This Day in Eagles History: The Donovan McNabb Trade That Changed Everything
On April 4, 2010, the Philadelphia Eagles traded franchise quarterback Donovan McNabb to the Washington Redskins — a move that shook the city and launched the Michael Vick era.
This Day in Eagles History: The Donovan McNabb Trade That Changed Everything
Sixteen years ago today, the Philadelphia Eagles ripped the Band-Aid off in the most Philly way possible — on Easter Sunday, no less.
On April 4, 2010, the Eagles traded Donovan McNabb — the most accomplished quarterback in franchise history at the time — to the Washington Redskins for a second-round draft pick. Not to the AFC. Not to some irrelevant team across the country. To Washington. A division rival. The audacity was peak Andy Reid.
Let's set the scene. McNabb had been the face of the Eagles for over a decade. Four NFC Championship appearances. A Super Bowl trip in the 2004 season. Six Pro Bowls.

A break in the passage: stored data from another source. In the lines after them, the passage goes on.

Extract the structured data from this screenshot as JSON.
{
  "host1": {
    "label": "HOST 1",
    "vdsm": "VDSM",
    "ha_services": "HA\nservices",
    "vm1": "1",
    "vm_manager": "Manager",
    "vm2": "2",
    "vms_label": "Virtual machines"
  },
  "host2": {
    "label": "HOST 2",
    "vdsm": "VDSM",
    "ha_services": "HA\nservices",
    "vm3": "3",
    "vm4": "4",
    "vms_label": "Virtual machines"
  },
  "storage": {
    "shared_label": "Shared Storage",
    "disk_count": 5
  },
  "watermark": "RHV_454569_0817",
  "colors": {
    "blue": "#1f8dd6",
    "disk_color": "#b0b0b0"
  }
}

The guy who got booed on draft night in 1999 and spent the next eleven years proving an entire city wrong — only to get shipped to the enemy for what amounted to spare parts.
The trade was the culmination of a relationship that had been fraying for years. The T.O. saga. The benching for A.J. Feeley. The constant whispers that Reid was ready to move on. By 2009, the writing was on the wall — Kevin Kolb was being groomed, and McNabb's time as the franchise guy was over. But knowing it's coming and actually watching it happen are two very different things.
What made this trade sting wasn't just the destination — it was the price. A second-round pick. That's it. For the guy who held virtually every meaningful passing record in Eagles history. For the quarterback who dragged some genuinely mediocre rosters to the playoffs year after year. A second-rounder felt like an insult, and Philly took it personally.
Here's the thing, though — in hindsight, the trade might have been the best thing that ever happened to the Eagles. Not because of Kevin Kolb, who lasted about five minutes as the starter before getting concussed. But because Kolb's injury opened the door for Michael Vick, who proceeded to have one of the most electrifying seasons in NFL history in 2010. The Monday Night Massacre against Washington — McNabb's new team — was poetic justice served at 100 miles per hour. Vick threw for 333 yards, ran for 80 more, and accounted for six touchdowns in a 59-28 demolition. You could not script it better.
McNabb's time in Washington was forgettable — a 5-8 record as a starter before getting benched for Rex Grossman. Rex Grossman. That alone tells you everything you need to know about how that experiment went.
But let's not lose the forest for the trees. Donovan McNabb deserved better than the way it ended. He deserved a farewell. He deserved a press conference with the green backdrop and the standing ovation. Instead, he got a phone call on Easter morning telling him to pack for D.C. That's professional sports at its coldest, and it's a reminder that loyalty in the NFL is a one-way street.
Sixteen years later, with a Super Bowl LIX championship banner hanging at the Linc, the Eagles have moved far beyond the McNabb era. Jalen Hurts is the guy now. But on this date, it's worth remembering the quarterback who put this franchise on his back for a decade and changed what it meant to play the position in Philadelphia. Love him or argue about him — and Philly will always argue — Donovan McNabb mattered. April 4, 2010, was the day an era officially died. And like most things in Eagles history, it was messy, it was controversial, and it was unforgettable.